On May 19, 2008, at 4:44 PM, Steve Wise wrote:
1. Posting more at low watermark can lead to DoS-like behavior when
you have a fast sender and a slow receiver. This is exactly the
resource-exhaustion kind of behavior that a high quality MPI
implementation is supposed to avoid -- we really should to throttle
the sender somehow.
2. Resending ad infinitum simply eats up more bandwidth and takes
away
network resources (e.g., switch resources) that other, legitimate
traffic. Particularly if the receiver doesn't dip into the MPI layer
for many hours. So yes, it *works*, but it's definitely sub-optimal.
The SRQ low water mark is simply an API method to allow applications
to
try and never hit the "we're totally out recv bufs" problem. That's a
tool that I think is needed for srq users no matter what flow control
method you use to try and avoid jeff's #1 item above.
If you had these buffers available, why didn't you post them when the
QP was created / this sender was added?
This mechanism *might* make sense if there was a sensible approach to
know when to remove the "additional" buffers posted to an SRQ due to
bursty traffic. But how do you know when that is?
And if you don't like RNR retry/TCP retrans approach, which is bad for
reason #2 (and because TCP will eventually give up and reset the
connection), then I think there needs to be some OMPI layer
protocol to
stop senders that are abusing the SRQ pool for whatever reason (too
fast
of a sender, sleeping beauty receiver never entering OMPI layer,
whtaever).
That implies a progress thread. If/when we add a progress thread, it
will likely be for progressing long messages. Myricom and MVAPICH
have shown that rapidly firing progress threads and problematic to
performance.

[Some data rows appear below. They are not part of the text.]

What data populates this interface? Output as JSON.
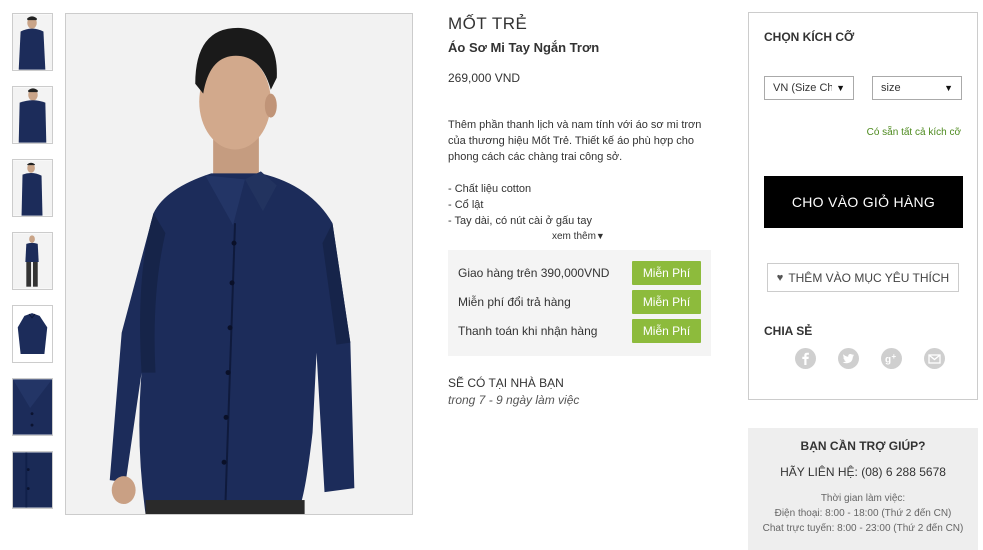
{
  "thumbnails": [
    {
      "alt": "front"
    },
    {
      "alt": "front-closeup"
    },
    {
      "alt": "side"
    },
    {
      "alt": "full-body"
    },
    {
      "alt": "flat"
    },
    {
      "alt": "detail-collar"
    },
    {
      "alt": "detail-fabric"
    }
  ],
  "product": {
    "brand": "MỐT TRẺ",
    "name": "Áo Sơ Mi Tay Ngắn Trơn",
    "price": "269,000 VND",
    "description": "Thêm phần thanh lịch và nam tính với áo sơ mi trơn của thương hiệu Mốt Trẻ. Thiết kế áo phù hợp cho phong cách các chàng trai công sở.",
    "bullets": [
      "- Chất liệu cotton",
      "- Cổ lật",
      "- Tay dài, có nút cài ở gấu tay"
    ],
    "see_more": "xem thêm",
    "shirt_color": "#1c2c5a"
  },
  "perks": [
    {
      "label": "Giao hàng trên 390,000VND",
      "badge": "Miễn Phí"
    },
    {
      "label": "Miễn phí đổi trả hàng",
      "badge": "Miễn Phí"
    },
    {
      "label": "Thanh toán khi nhận hàng",
      "badge": "Miễn Phí"
    }
  ],
  "delivery": {
    "title": "SẼ CÓ TẠI NHÀ BẠN",
    "subtitle": "trong 7 - 9 ngày làm việc"
  },
  "purchase": {
    "size_title": "CHỌN KÍCH CỠ",
    "size_system": "VN (Size Chart)",
    "size_value": "size",
    "size_link": "Có sẵn tất cả kích cỡ",
    "add_to_cart": "CHO VÀO GIỎ HÀNG",
    "wishlist": "THÊM VÀO MỤC YÊU THÍCH",
    "share_title": "CHIA SẺ",
    "socials": [
      "facebook-icon",
      "twitter-icon",
      "google-plus-icon",
      "email-icon"
    ]
  },
  "help": {
    "title": "BẠN CẦN TRỢ GIÚP?",
    "contact": "HÃY LIÊN HỆ: (08) 6 288 5678",
    "hours_title": "Thời gian làm việc:",
    "phone_hours": "Điện thoại: 8:00 - 18:00 (Thứ 2 đến CN)",
    "chat_hours": "Chat trực tuyến: 8:00 - 23:00 (Thứ 2 đến CN)"
  },
  "colors": {
    "accent_green": "#8dbb3c",
    "link_green": "#4d8a1e",
    "cart_button": "#000000"
  }
}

But even if you have that progress thread *only* wake up
on the low watermark for the SRQ, you have two problems:
- there still could be many inbound messages that will overflow the
SRQ and/or even more could be inbound by the time your STOP message
gets to everyone (gets even worse as the MPI job scales up in total
number of processes)
- in the case of a very large MPI job, sending the STOP message has
obvious scalability problems (have to send it to everyone, which
requires its own set of send buffers and WQEs/CQEs)
--
Jeff Squyres
Cisco Systems